ГЛАВА 4. НОЧНЫЕ ВИЗИТЫ

– Миче, это я!

– Петрик, я попал в беду!

– Я знаю, знаю!

– Они и у тебя были?

– Разумеется, были. Идём ко мне.

– Да, Петрик, идём.

– Сказали, если я хочу, чтобы с тобой и с твоими ничего не случилось, я должен что-нибудь предпринять. Им нужен этот старый чёрт!

– Пойдём, спросим у Коркиных крошек, собираются ли они мстить. Это реально: не отправься я за амулетом – Кохи был бы здоров.

– Опомнись, Миче. Кохи был бы в тюрьме, как самый главный заговорщик. Он же собирался взять вину на себя. Миче, дети Корков мстить не будут.

– Но…

– Хочешь – побежим спросим. Хочешь?

– Да.

И, сменив курс, мы галопом помчались к госпиталю.

– Петрик, – сказал я у ворот, в которые не стоило и соваться по причине ночи, – можно, конечно, перелезть через ограду, но ты уж как-нибудь сам. Не могу я видеть Кохи таким.

– Миче, – призвал Чудила, – не чуди.

И мы полезли через ограду со стороны кустов и речки Дики. По – моему, до нас тут кто-то лазил. Понаставили досок, чтобы легче было карабкаться, помяли кусты, протоптали тропинку… Чудила быстро и уверенно привёл меня к этому лазу. А потом, также здорово, нашёл нужный корпус.

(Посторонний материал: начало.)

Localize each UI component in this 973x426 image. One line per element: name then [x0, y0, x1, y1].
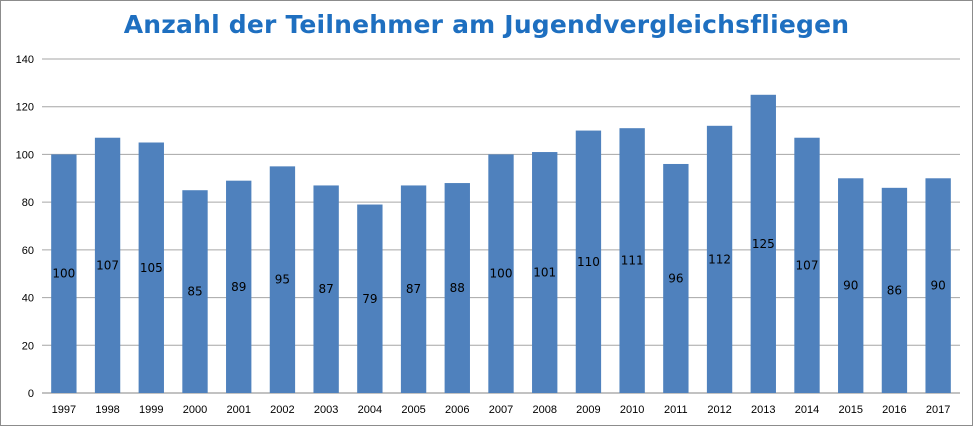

Ах да! Я вспомнил: Мадина! Чудила лазает к ней. Но я ничего не сказал, даже когда прокричав из-за скамейки ночной птицей, Петрик спрятался и стал ждать, затаив дыхание.

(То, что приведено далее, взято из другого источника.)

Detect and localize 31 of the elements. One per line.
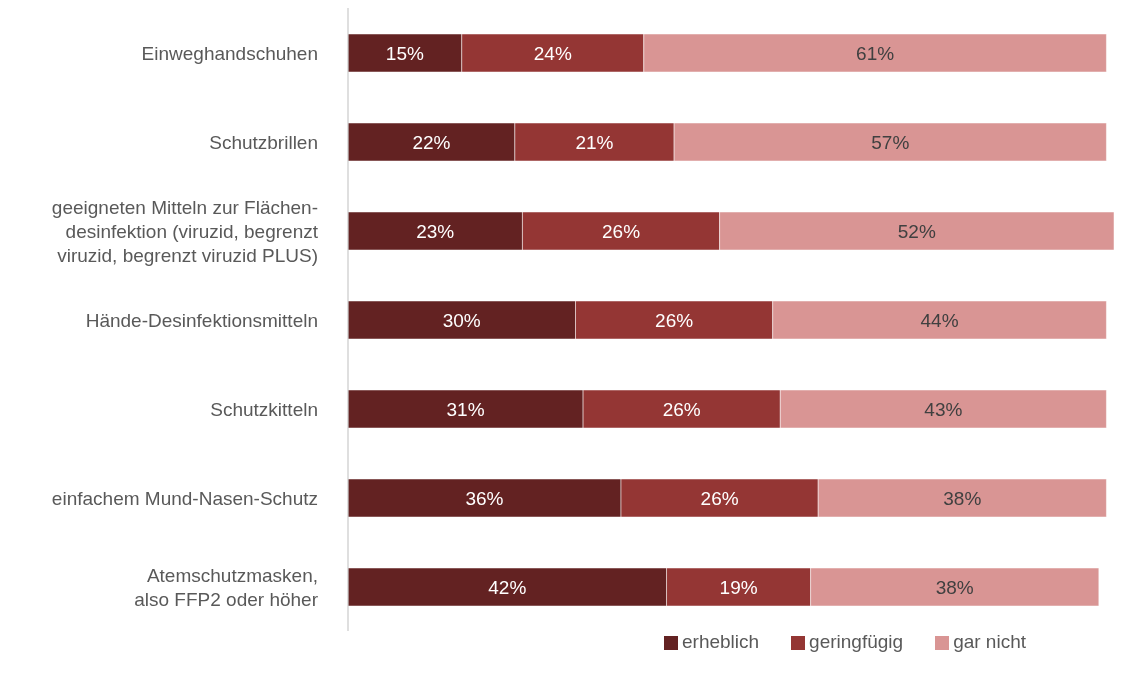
y-tick-label: Schutzkitteln [210, 398, 318, 419]
data-label: 21% [575, 131, 614, 153]
data-label: 26% [655, 309, 694, 331]
data-label: 31% [446, 398, 485, 420]
y-tick-label: Einweghandschuhen [141, 42, 318, 63]
legend-label: erheblich [681, 631, 760, 652]
legend-label: gar nicht [953, 631, 1026, 652]
data-label: 30% [442, 309, 481, 331]
data-label: 36% [465, 487, 504, 509]
data-label: 38% [935, 576, 974, 598]
data-label: 26% [602, 220, 641, 242]
y-tick-label: geeigneten Mitteln zur Flächen- desinfektion (viruzid, begrenzt viruzid, begrenzt viruzid PLUS) [51, 196, 319, 265]
data-label: 19% [719, 576, 758, 598]
data-label: 57% [871, 131, 910, 153]
data-label: 42% [488, 576, 527, 598]
legend-label: geringfügig [809, 631, 904, 652]
data-label: 22% [412, 131, 451, 153]
data-label: 61% [856, 42, 895, 64]
data-label: 44% [920, 309, 959, 331]
data-label: 23% [416, 220, 455, 242]
data-label: 43% [924, 398, 963, 420]
data-label: 24% [533, 42, 572, 64]
data-label: 26% [662, 398, 701, 420]
y-tick-label: Hände-Desinfektionsmitteln [85, 309, 318, 330]
y-tick-label: Atemschutzmasken, also FFP2 oder höher [134, 564, 319, 609]
data-label: 26% [700, 487, 739, 509]
data-label: 38% [943, 487, 982, 509]
y-tick-label: einfachem Mund-Nasen-Schutz [51, 487, 318, 508]
data-label: 52% [897, 220, 936, 242]
y-tick-label: Schutzbrillen [209, 131, 318, 152]
data-label: 15% [385, 42, 424, 64]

Из двери выскочила тонкая фигурка, закутанная в шаль. У Чудилы по лицу разлилось блаженство и глупая, счастливая улыбка. Он поднялся из-за скамьи, я тоже… И Мадина сналёту, мимо Петрика, бросилась мне на шею и даже расцеловала, хоть я и уворачивался. Я сразу понял: она мстить точно не будет.

– О, Миче! – тихонько, с радостным подвыванием, голосила Мадина. – О, спасибо, спасибо!

– Да тебе-то что я сделал? – в отчаянии пропищал я, пытаясь удержать её на расстоянии: меня очень огорчил разочарованный вид Чудилы.

– За выхухоль! Спасибо! – не могла остановиться Мадина. – Ты оставил нам выхухоль…

– Чикикуку, – поправил я.

– Да, Чикикуку! Она спасла Кохи!

– В смысле? Совсем спасла?

– Совсем-совсем, – Мадина пыталась рыдать и смеяться одновременно. Теперь она повисла на Петрике, чему он был очень рад. Правда, повисела она на нём недолго, вспомнила о тайне, окружающей их любовь. Девушка говорила:

– Кохи совсем чуть не умер. И вдруг просто ни с того ни с сего пошёл на поправку. Все доктора удивлялись, все приходили смотреть. Чикикука всё вокруг увивалась – и Кохи стал выздоравливать! Честное слово! Очень быстро! Никто такого не ждал и не думал. О, Миче! Будь счастлив, Миче, да благословит Эя твою семью!

– Это понадобится, – пробормотал я. – Только я тут ни при чём. Это всё Чикикука.

Петрик и Мадина бросали друг на друга такие взгляды, что я сказал:

– Ну, я пойду, подожду там. Догоняй.

Я ждал не очень долго, но меня всего трясло от переживаний. Наконец явился мой дорогой дружок.

– Ты понял? – проговорил он. – О мести даже речи не идёт. Все они готовы на тебя молиться. А Кохи сейчас тем более не до ерунды.

Мы побрели по улицам вверх. Уже была полночь, наверное.

– Миче, – начал Петрик, неправильно истолковавший моё молчание, – ты ведёшь себя так, как будто знал… знаешь… ну…

– Что ты целуешься с Мадинкой? – усмехнулся я. – Да, знал.

– Ох, Миче! – и он ухватил меня за локоть, остановив и развернув к себе. – Ты, наверное, обижен? Я не рассказывал тебе. Я не говорил раньше никому, но как я мог? Пожалуйста, не обижайся. Теперь, наверное, можно рассказать. Да? Можно?

– Можно, можно, – подбодрил я.

Мой родной дружок был несчастен, моё сердце плакало от жалости к нему. Он действительно молчал много лет, я был первым, кому он рассказал о своей любви. Его словно прорвало. Он говорил горячо, он так сильно сжал мою руку, что остались синяки.